Даже в тени палатки жара была одуряющей, и Харриет, расстегнув пуговицы блузки, смахнула со лба капли пота. Рауль дал слово, что больше не дотронется до нее, а она ради приличия настояла, чтобы он подвергся пытке солнцем. Если бы он не был джентльменом, то не стал бы этого делать, само его согласие уйти показало, что у него были определенные понятия о морали. Она подползла ко входу в палатку и, выглянув наружу, увидела, что Рауль, наверное, спит, прикрыв лицо складками головной накидки. Харриет в раздумье прикусила нижнюю губу. Если он обещал не позволять себе вольностей в отношении ее, то, безусловно, будет только по-христиански позвать его разделить с ней прохладу палатки.
С неприятно быстро бьющимся сердцем она вышла на ослепляющую жару и, проворно подбежав туда, где он лежал, мягко коснулась его локтя:
- Мистер Бове, мистер Бове?
Ни какого движения. У нее внутри стал образовываться маленький узел дурного предчувствия. Конечно же, он не мог так быстро заснуть, возможно, он уже получил тепловой удар.
- Мистер Бове, - настойчиво повторила она и потрясла его за плечи.
И снова никакой реакции.
Сдерживая рыдания, Харриет наклонилась над ним и взяла его за запястье, чтобы пощупать пульс. Ее рука была немедленно поймана и сжата, накидка соскользнула с лица, и его глаза оказались так близко к ее глазам, что она смогла разглядеть крошечные золотые точки возле зрачков.
- Отпустите меня!
Когда она постаралась выдернуть руку из его хватки, Рауль отпустил ее так внезапно, что Харриет упала навзничь на песок.
- Я принял вас за враждебного араба.
С белозубой улыбкой он смотрел, как Харриет поднимается на ноги, отряхивает с юбки песок и откидывает с глаз волосы.
- Лжец!
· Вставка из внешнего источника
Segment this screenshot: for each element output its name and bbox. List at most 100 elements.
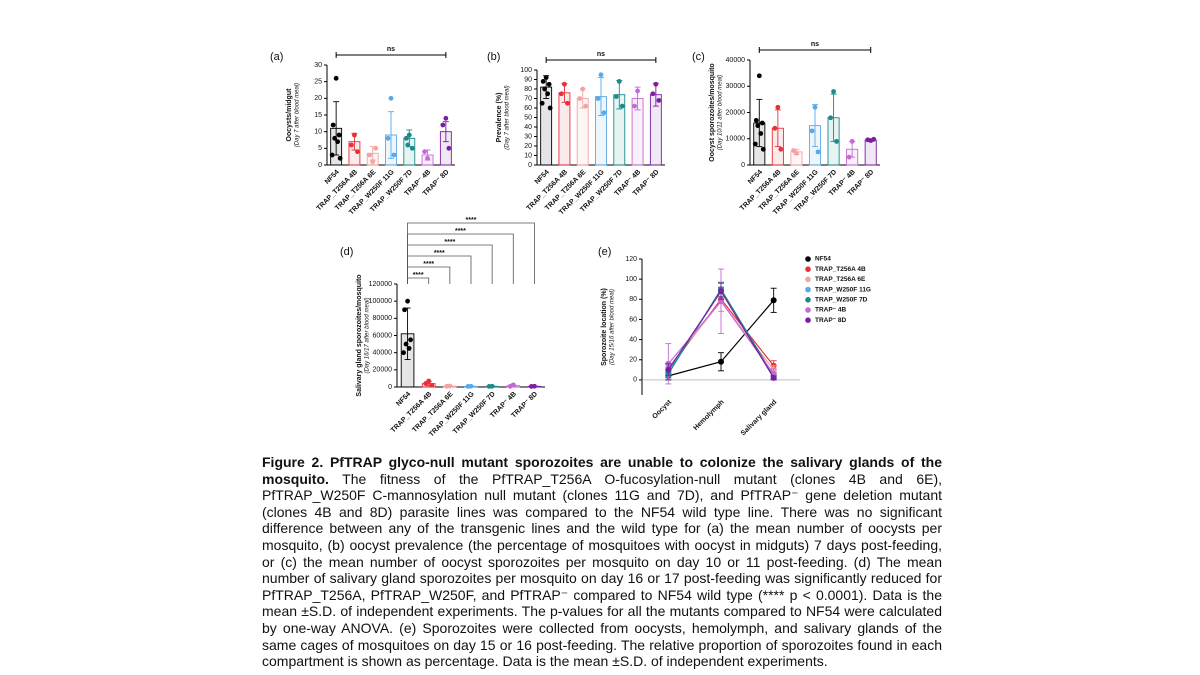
data-point xyxy=(632,103,637,109)
data-point xyxy=(373,145,379,151)
data-point xyxy=(330,122,336,128)
data-point xyxy=(440,122,446,128)
legend-label: TRAP_W250F 11G xyxy=(815,286,871,293)
data-point xyxy=(865,137,871,143)
y-tick-label: 0 xyxy=(528,162,532,169)
y-axis-sublabel: (Day 15/16 after blood meal) xyxy=(610,289,616,365)
panel-label: (e) xyxy=(598,246,611,258)
y-tick-label: 40 xyxy=(524,124,532,131)
y-tick-label: 120 xyxy=(625,256,637,263)
data-point xyxy=(778,146,784,152)
data-point xyxy=(542,86,548,92)
y-tick-label: 80 xyxy=(629,296,637,303)
data-point xyxy=(543,75,549,80)
data-point xyxy=(559,91,564,97)
y-tick-label: 30 xyxy=(524,133,532,140)
y-tick-label: 60 xyxy=(524,105,532,112)
legend-label: NF54 xyxy=(815,256,831,263)
y-tick-label: 50 xyxy=(524,114,532,121)
y-tick-label: 40000 xyxy=(726,57,746,64)
data-point xyxy=(772,125,778,131)
significance-label: **** xyxy=(423,261,434,268)
data-point xyxy=(619,103,625,109)
data-point xyxy=(406,132,412,138)
data-point xyxy=(562,81,567,87)
legend-label: TRAP⁻ 8D xyxy=(815,317,847,324)
y-tick-label: 20000 xyxy=(726,109,746,116)
y-axis-label: Salivary gland sporozoites/mosquito xyxy=(356,274,363,396)
data-point xyxy=(775,104,781,110)
data-point xyxy=(405,142,411,148)
data-point xyxy=(529,383,534,389)
y-tick-label: 20 xyxy=(524,143,532,150)
data-point xyxy=(507,383,513,389)
data-point xyxy=(403,341,409,347)
data-point xyxy=(403,135,409,141)
data-point xyxy=(718,298,724,305)
data-point xyxy=(405,298,410,304)
y-tick-label: 80 xyxy=(524,86,532,93)
annotation: ns xyxy=(597,51,605,58)
legend-marker xyxy=(805,307,811,313)
data-point xyxy=(815,149,821,155)
data-point xyxy=(613,94,619,99)
data-point xyxy=(370,159,376,165)
data-point xyxy=(329,152,335,158)
data-point xyxy=(422,149,427,155)
data-point xyxy=(333,75,339,81)
data-point xyxy=(650,91,656,97)
data-point xyxy=(391,152,397,158)
panel-label: (b) xyxy=(487,51,500,63)
data-point xyxy=(367,152,373,158)
caption: Figure 2. PfTRAP glyco-null mutant sporo… xyxy=(262,454,942,670)
significance-label: **** xyxy=(466,217,477,224)
data-point xyxy=(834,138,839,144)
data-point xyxy=(401,350,406,356)
significance-label: **** xyxy=(455,228,466,235)
y-tick-label: 15 xyxy=(314,112,322,119)
legend-marker xyxy=(805,276,811,283)
data-point xyxy=(444,383,450,389)
data-point xyxy=(486,383,492,389)
data-point xyxy=(849,138,855,144)
legend-label: TRAP_W250F 7D xyxy=(815,297,868,304)
y-axis-sublabel: (Day 10/11 after blood meal) xyxy=(718,75,724,151)
significance-label: **** xyxy=(413,272,424,279)
y-axis-sublabel: (Day 7 after blood meal) xyxy=(505,85,511,149)
significance-label: **** xyxy=(444,239,455,246)
legend-label: TRAP_T256A 4B xyxy=(815,266,866,273)
legend-marker xyxy=(805,266,811,273)
data-point xyxy=(355,149,360,155)
y-tick-label: 10000 xyxy=(726,136,746,143)
bar xyxy=(576,98,589,166)
data-point xyxy=(385,135,391,141)
y-tick-label: 100 xyxy=(520,67,532,74)
data-point xyxy=(425,155,430,161)
y-tick-label: 70 xyxy=(524,95,532,102)
y-tick-label: 40000 xyxy=(373,350,393,357)
data-point xyxy=(635,88,640,94)
data-point xyxy=(595,96,601,101)
data-point xyxy=(828,115,833,121)
panel-label: (d) xyxy=(340,246,353,258)
data-point xyxy=(546,81,552,87)
x-tick-label: Hemolymph xyxy=(692,399,725,432)
x-tick-label: NF54 xyxy=(747,169,764,186)
annotation: ns xyxy=(387,46,395,53)
data-point xyxy=(809,128,815,134)
y-tick-label: 20 xyxy=(629,357,637,364)
y-axis-label: Sporozoite location (%) xyxy=(601,288,608,366)
panel-label: (c) xyxy=(692,51,705,63)
y-tick-label: 90 xyxy=(524,76,532,83)
data-point xyxy=(465,383,471,389)
data-point xyxy=(423,381,429,386)
y-axis-label: Oocyst sporozoites/mosquito xyxy=(709,63,716,161)
data-point xyxy=(352,132,357,138)
caption-title: Figure 2. PfTRAP glyco-null mutant sporo… xyxy=(262,454,942,487)
data-point xyxy=(539,100,545,106)
y-axis-sublabel: (Day 7 after blood meal) xyxy=(295,83,301,147)
y-tick-label: 10 xyxy=(524,152,532,159)
y-tick-label: 25 xyxy=(314,79,322,86)
data-point xyxy=(756,73,762,79)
Вы прекрасно знали, что это я.
- Верно, - согласился он, легко вставая. - От арабов не пахнет так приятно.
- Вы не хотите узнать причину, по которой я вас разбудила? - спросила Харриет, чувствуя постыдный прилив радости видеть его живым.
- Нет. - Он уже уверенно шагал к палатке. - Я знаю причину. - Он остановился у входа и придержал для нее полог. - Христианское сострадание. Разве могла дочка миссионера допустить, чтобы человек умер в нескольких шагах от нее, беспомощный и беззащитный?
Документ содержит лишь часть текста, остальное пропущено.